TODO: Visualize spring and damper

OBS: Baselines/spinningups PPO/TRPO/ACKTR does not take action limits into account. So must either change agent (clipping action), or the environmnet(allow all forces) for it to work.

A custom made gym environment for the classic, super simple control problem of a mass spring damper system.

  1. Add MassSpringDamper_env.py to .../gym/envs/classic_control, ... being wherever your gym installation is.

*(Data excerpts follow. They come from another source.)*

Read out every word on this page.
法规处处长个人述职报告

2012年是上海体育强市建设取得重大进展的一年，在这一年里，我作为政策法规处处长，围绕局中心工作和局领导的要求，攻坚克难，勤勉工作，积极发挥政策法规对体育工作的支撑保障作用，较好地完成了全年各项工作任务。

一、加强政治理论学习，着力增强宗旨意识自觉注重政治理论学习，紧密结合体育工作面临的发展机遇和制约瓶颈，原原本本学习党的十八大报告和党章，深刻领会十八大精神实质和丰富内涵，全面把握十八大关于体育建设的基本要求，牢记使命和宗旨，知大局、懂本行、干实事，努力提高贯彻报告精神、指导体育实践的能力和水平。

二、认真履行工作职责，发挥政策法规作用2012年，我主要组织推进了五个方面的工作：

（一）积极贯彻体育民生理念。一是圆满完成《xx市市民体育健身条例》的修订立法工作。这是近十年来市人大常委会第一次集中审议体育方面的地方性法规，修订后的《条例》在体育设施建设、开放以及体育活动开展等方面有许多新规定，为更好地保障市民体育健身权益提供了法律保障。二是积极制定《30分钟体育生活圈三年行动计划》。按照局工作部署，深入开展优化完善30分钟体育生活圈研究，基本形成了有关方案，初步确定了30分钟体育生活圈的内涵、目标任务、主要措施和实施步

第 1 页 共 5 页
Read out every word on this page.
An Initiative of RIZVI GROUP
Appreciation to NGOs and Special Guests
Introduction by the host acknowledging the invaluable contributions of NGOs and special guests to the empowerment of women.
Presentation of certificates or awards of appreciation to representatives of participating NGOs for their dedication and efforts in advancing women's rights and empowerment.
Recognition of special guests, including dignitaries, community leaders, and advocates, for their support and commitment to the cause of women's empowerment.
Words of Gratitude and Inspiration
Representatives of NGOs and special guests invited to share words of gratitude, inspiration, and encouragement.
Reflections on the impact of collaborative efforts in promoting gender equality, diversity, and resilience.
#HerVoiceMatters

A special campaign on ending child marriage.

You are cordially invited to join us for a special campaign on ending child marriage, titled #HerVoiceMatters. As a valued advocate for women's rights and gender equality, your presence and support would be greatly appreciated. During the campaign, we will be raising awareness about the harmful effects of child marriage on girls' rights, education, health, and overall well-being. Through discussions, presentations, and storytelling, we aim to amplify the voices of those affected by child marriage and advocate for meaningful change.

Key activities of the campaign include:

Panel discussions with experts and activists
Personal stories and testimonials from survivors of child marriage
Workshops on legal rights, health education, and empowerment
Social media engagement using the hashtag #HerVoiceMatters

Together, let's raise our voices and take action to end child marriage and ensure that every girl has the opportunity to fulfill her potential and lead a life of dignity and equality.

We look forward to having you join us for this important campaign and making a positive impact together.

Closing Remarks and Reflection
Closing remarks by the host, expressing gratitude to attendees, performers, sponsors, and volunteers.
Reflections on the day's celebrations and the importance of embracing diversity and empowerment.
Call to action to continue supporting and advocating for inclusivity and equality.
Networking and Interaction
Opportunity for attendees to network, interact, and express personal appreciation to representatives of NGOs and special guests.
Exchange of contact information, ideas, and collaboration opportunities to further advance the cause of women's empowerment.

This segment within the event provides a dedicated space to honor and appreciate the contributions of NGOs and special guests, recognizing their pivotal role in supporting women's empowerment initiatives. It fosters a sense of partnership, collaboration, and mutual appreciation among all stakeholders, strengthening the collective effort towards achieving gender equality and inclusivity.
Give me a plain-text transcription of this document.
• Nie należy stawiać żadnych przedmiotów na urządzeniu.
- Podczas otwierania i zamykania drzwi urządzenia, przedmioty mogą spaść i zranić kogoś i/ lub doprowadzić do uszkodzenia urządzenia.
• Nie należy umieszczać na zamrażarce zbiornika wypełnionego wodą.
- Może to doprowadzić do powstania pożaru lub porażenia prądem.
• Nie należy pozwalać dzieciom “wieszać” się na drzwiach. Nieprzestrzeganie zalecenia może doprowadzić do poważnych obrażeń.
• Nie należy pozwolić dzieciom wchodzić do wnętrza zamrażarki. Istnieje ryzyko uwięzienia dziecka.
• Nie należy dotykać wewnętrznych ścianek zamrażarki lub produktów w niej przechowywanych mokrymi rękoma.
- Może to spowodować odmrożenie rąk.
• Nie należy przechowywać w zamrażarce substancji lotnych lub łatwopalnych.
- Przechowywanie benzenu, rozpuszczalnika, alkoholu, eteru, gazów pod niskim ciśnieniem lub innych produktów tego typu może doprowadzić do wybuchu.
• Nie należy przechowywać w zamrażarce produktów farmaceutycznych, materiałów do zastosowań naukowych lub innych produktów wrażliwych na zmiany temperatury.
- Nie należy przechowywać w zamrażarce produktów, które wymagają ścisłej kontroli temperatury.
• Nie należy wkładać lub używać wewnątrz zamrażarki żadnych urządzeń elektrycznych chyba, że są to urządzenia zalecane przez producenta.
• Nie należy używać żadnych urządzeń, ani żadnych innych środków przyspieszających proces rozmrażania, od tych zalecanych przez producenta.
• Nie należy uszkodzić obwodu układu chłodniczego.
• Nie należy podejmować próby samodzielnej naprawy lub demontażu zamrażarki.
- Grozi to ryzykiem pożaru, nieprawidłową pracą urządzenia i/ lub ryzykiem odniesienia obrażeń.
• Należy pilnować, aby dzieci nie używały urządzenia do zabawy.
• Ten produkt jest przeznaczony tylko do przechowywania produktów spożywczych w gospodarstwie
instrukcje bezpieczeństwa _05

  2. Add the following line

from gym.envs.classic_control.MassSpringDamper_env import MassSpringDamperEnv

to gym/envs/classic_control/__init__.py

  1. Add the following lines
register(
    id='MassSpringDamper-v0',
    entry_point='gym.envs.classic_control:MassSpringDamperEnv',
)

to gym/envs/__init__.py

  1. Run it like a normal gym environment! For example:
import gym
import gym.envs

env = gym.make('MassSpringDamper-v0')

env.reset(goal_x, goal_x_dot) # if no goal is stated it is set to 0,0
for _ in range(1000):
    env.render()
    action = env.action_space.sample()
    obs, reward, done, info = env.step(action) # take a random action
env.close()

Variations of environment

MassSpringDamper env

Two states: position and velocity. Goal position is constant.

MassSpringDamper env 2

Three states: position, velocity, and distance to goal point. Goal position is random.

MassSpringDamper env 3v

Three states: position, velocity, and distance to goal point. Goal position is random, zero velocity desired.

MassSpringDamper full env

Four states : position, velocity, position goal, and desired speed at goal position.